As the graph below shows, Earth has retained about 15 x 10^22 or 150 zeta Joules of heat between 2000 and 2017 alone. The scientific confidence in this estimate continues to improve over time, and today there is broad acceptance amongst climate scientists of these fundamental measurements.
150 zeta Joules is equivalent to the energy of 833 million Hiroshima atomic bombs. 93% of the energy has been absorbed by Oceans.
If Earth were as simple as a bathtub with some rocks, the water, rocks, and bathroom air would heat steadily. But Earth experiences the cyclical ocean currents El Niño and La Niña, solar cycles, volcanic eruptions (recently Hunga Tonga), and cargo ships.
The graph below shows the contribution of man-made greenhouse gas emissions and four other factors affecting global temperature.

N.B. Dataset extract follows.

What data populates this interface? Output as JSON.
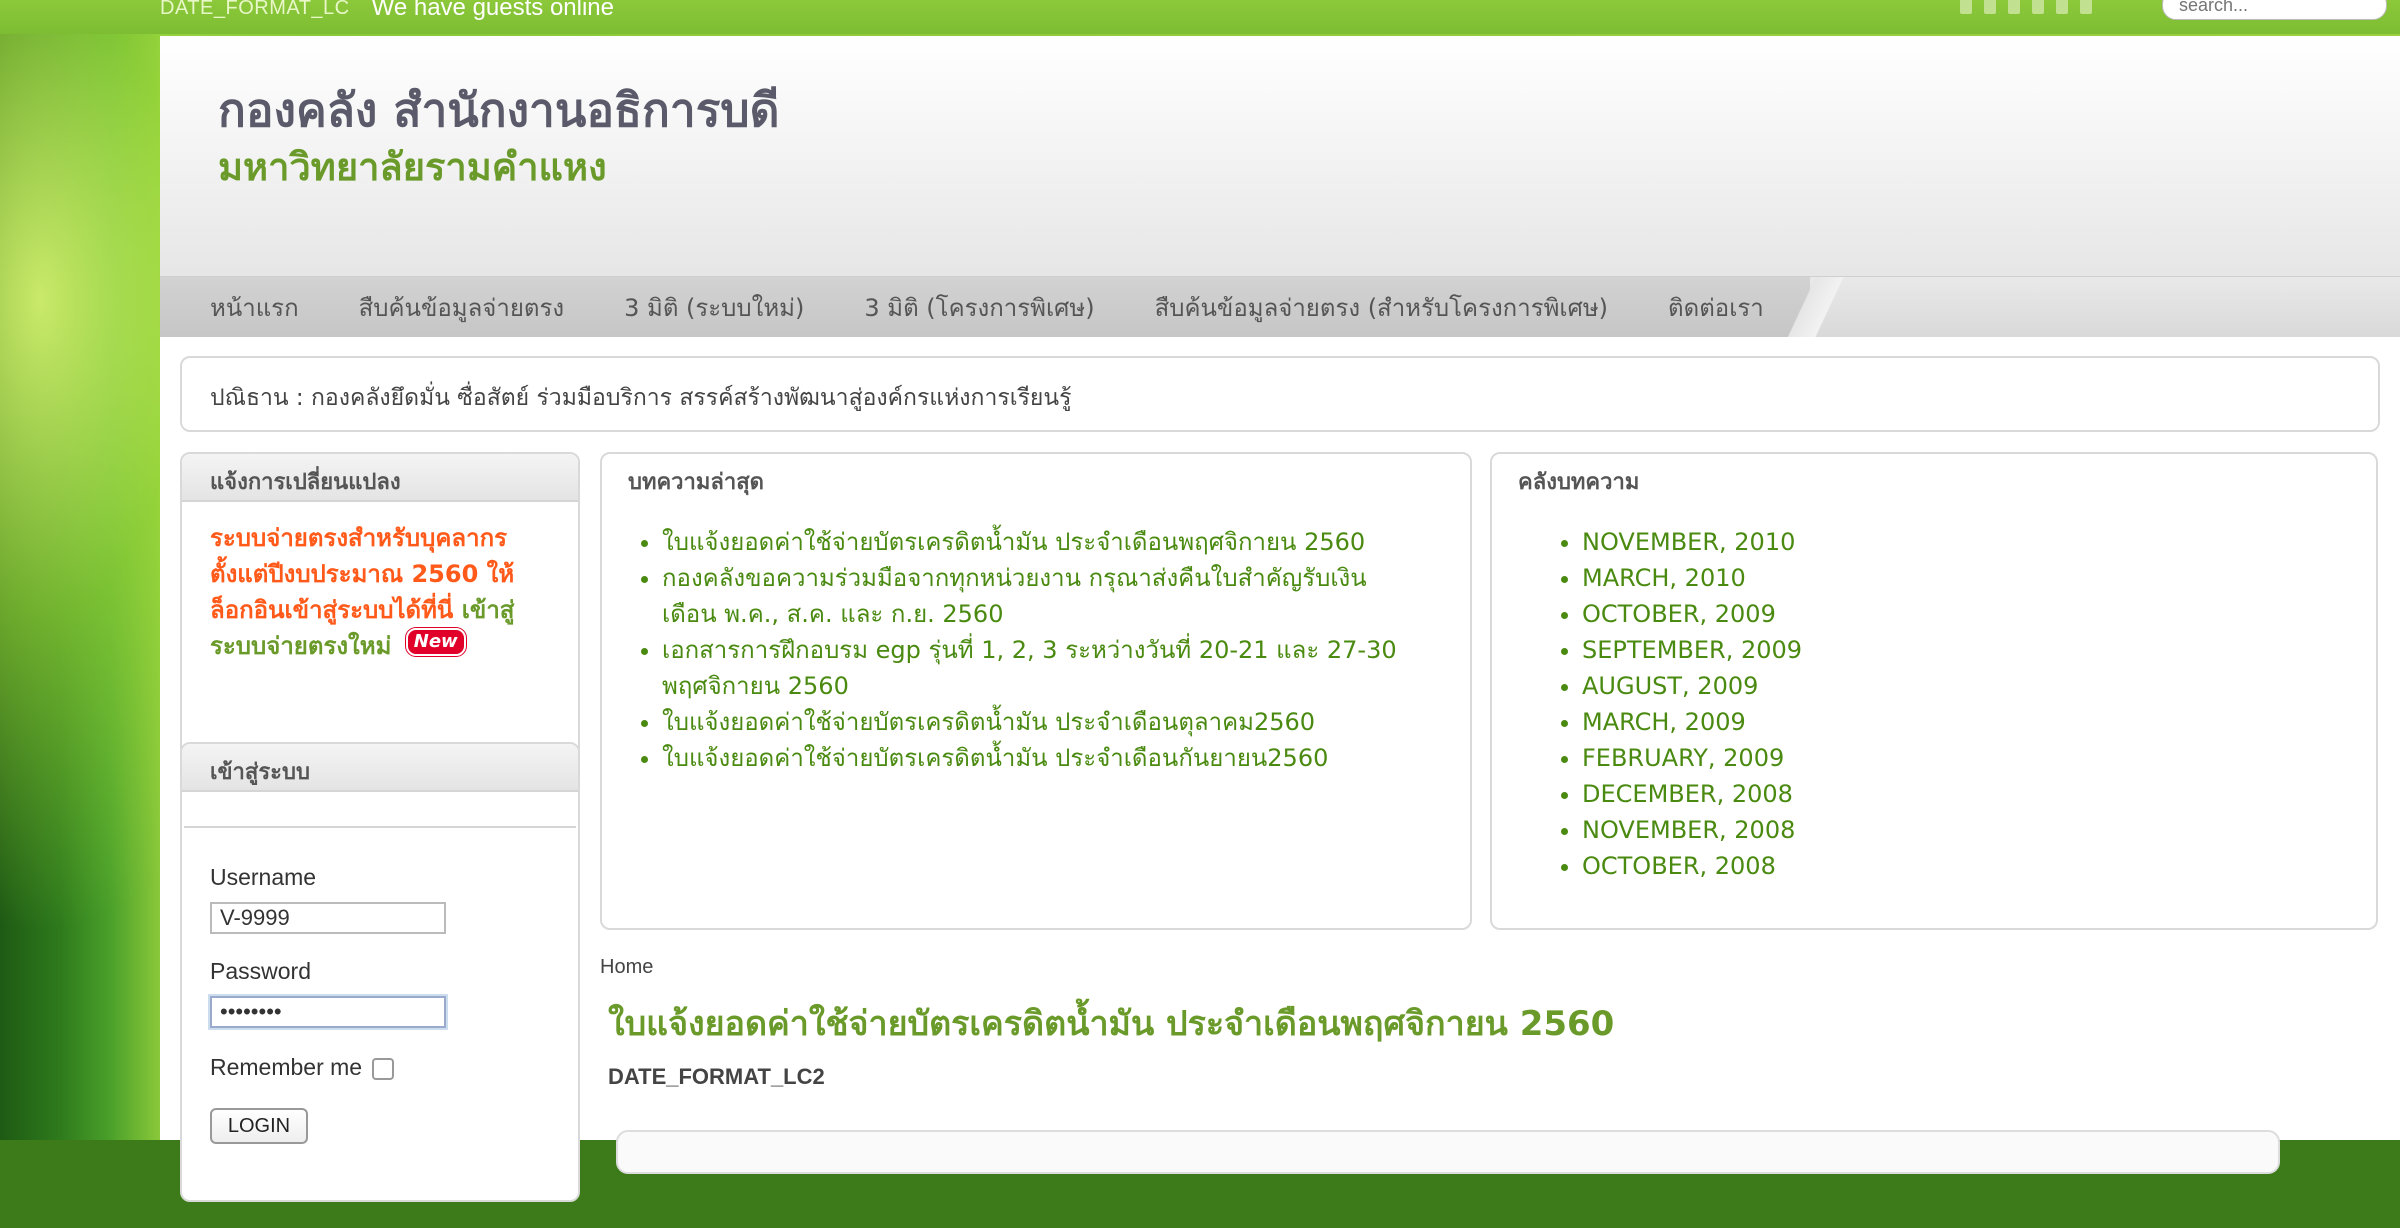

As you can see, El Niño/La Niña warm and cool the planet. So do the solar cycles. Volcanic eruptions spew gasses and dust into the atmosphere. Depending on what types of gas and ash, how much material was ejected, and how high, volcanoes can temporarily cool or warm Earth. Hunga Tonga is likely heating Earth. But we do not know for sure because we still need to measure the type and distribution of the gasses it emitted.
Source: Berkeley Earth
The shipping industry cleaned up its act and took sulfur out of fuel oil. While that is good otherwise, sulfur dioxide aerosols are pretty good at reflecting sunlight. With less of it in the air, more sunlight reaches the ground.
Understanding the magnitude and drivers of climate change is not difficult. Taking accurate measurements and building accurate climate models takes more effort. We do it well.

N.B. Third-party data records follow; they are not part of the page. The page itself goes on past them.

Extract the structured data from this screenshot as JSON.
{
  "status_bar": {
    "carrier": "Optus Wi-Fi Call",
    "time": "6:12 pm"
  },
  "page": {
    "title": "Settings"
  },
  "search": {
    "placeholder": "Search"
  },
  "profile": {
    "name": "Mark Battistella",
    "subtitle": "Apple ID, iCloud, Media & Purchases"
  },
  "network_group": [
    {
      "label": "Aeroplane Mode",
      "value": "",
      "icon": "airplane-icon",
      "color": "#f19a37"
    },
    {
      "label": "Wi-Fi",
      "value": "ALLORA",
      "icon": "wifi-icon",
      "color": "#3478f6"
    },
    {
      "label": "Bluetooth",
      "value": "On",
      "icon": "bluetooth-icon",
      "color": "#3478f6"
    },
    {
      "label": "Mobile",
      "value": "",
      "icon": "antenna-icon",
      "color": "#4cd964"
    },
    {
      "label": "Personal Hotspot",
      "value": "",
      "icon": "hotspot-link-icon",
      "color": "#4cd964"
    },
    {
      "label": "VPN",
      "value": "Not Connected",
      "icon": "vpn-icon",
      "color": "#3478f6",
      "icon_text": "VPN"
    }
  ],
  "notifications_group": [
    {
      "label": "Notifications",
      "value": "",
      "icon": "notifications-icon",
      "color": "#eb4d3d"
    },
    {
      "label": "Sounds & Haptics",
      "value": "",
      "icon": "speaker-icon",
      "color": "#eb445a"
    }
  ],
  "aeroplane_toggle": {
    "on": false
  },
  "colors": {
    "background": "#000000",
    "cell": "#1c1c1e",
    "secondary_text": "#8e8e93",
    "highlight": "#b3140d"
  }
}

But accepting the data and taking personal and societal action is seemingly impossible.
Every article like this usually ends with a hopeful statement like this one from a recent New Times article, “I Study Climate Change. The Data Is Telling Us Something New.”
“Despite the recent acceleration of warming, humans remain firmly in the driver’s seat, and the future of our climate is still up to us to decide.”
I study climate too, I watch my neighbors and the news. I must disagree. My closing thought is this:
“Recent acceleration of warming shows that we have lost complete control over the climate freight train, and global heating is going to decide our future.”